Шушаник обернулась и увидела Микаэла. Мгновенно припомнилась неприятная сцена, так тяжко оскорбившая ее.

Вокруг никого не было. Изредка показывались одинокие прохожие. Шушаник молча протянула руку и тотчас же отняла.

Исхудалое и бледное лицо Микаэла выражало такую тоску, какой Шушаник никогда не видела даже на лице Смбата. Благоговейно взглянув на девушку, Микаэл неуверенно заговорил по-русски:

– До сих пор я не имел возможности поблагодарить вас.

– За что?

– И вы еще спрашиваете? Ваша семья почти две недели выхаживала меня, как сына.

– Вы – хозяин дяди, мы только выполнили обязанность. Кроме того, вы уже отблагодарили нас.

Шушаник прошла вперед. Микаэл последовал за ней. Он искал предлога для разговора, но Шушаник с первых же слов обдала его холодной водой. Вновь было задето его самолюбие. Неужели никогда ему не удастся переломить надменность этой девушки?

– Скажите, бога ради, – проговорил он, пытаясь заглянуть ей в глаза, – почему вы избегаете меня?

– Я избегаю вас? – повторила Шушаник полуиронически. – Кто вам сказал?

– Да я не о том… Вы просто плохого мнения обо мне.

По лицу девушки пробежала тень. Ей показалось, будто Микаэл опять испытывает ее скромность. Она повернула к дому. С минуту Микаэл молча шел рядом. Вдруг он остановился, приложив руку ко лбу: высказать ли все, что на сердце, или же скрыть? Девушка оглянулась и тоже остановилась, Конечно, из вежливости. Равнодушное выражение ее лица и слегка пренебрежительный взгляд выводили из себя, но в то же время угнетали, покоряли Микаэла.

– Сударыня, я виноват перед вами, прошу, забудьте мою дерзость. Я ошибался, я вас не знал. Конечно, в сердце вы еще таите злобу против меня. Прежде вы смотрели на меня с отвращением, теперь – с сожалением. Меня это оскорбляет и унижает в собственных глазах. Можете ненавидеть, но не относитесь ко мне пренебрежительно. Пренебрежение – высшая мера наказания для меня.

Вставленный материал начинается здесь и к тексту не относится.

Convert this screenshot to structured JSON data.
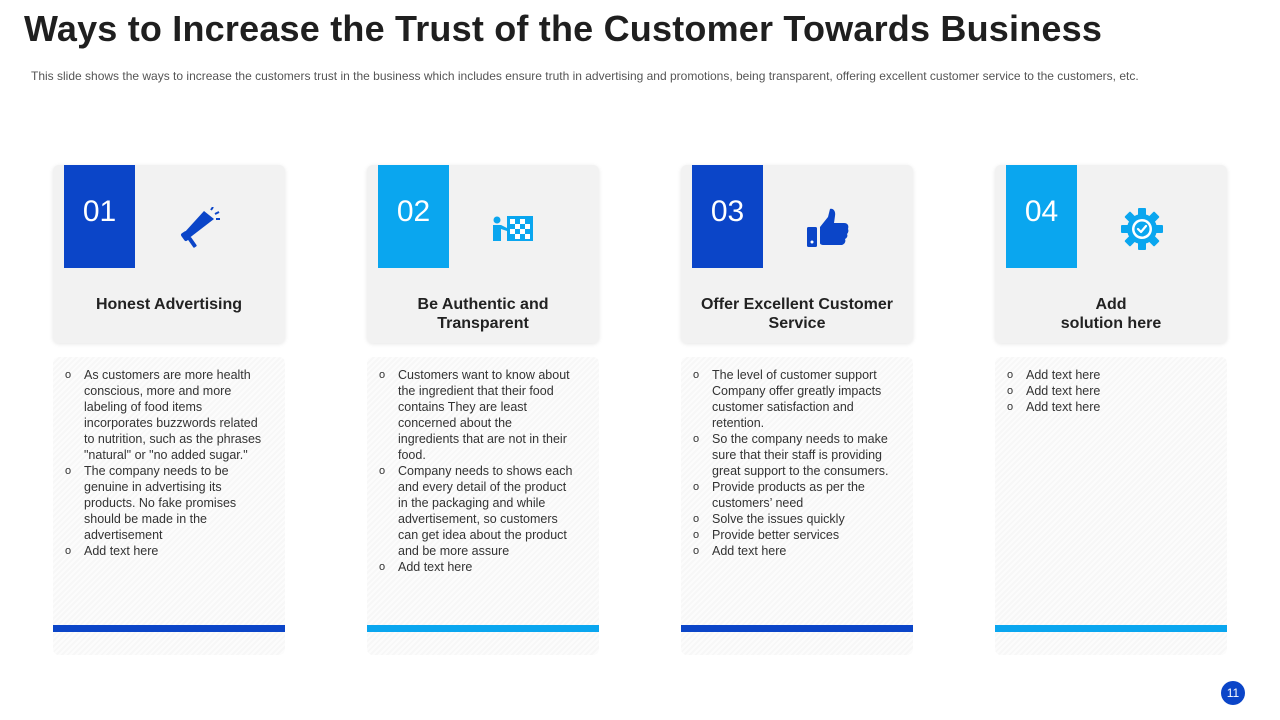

– Не понимаю, к чему вы все это говорите. Я не могу вас ни ненавидеть, ни презирать. Что общего между нами, кроме того, что вы хозяин, а я – племянница вашего служащего? Разве может вас унизить такое незначительное существо, как я?

– Будьте искренни, ради бога. Притворство вам не к лицу. Вы отлично понимаете, что я хочу сказать.

Шушаник серьезно посмотрела на его бледное лицо и поняла, что Микаэл охвачен сильной душевной тревогой.

Большой шрам на лбу придавал его женственному облику мужскую суровость. Шушаник смущал блеск его глаз, и, склоняя голову, она медленно пошла вперед.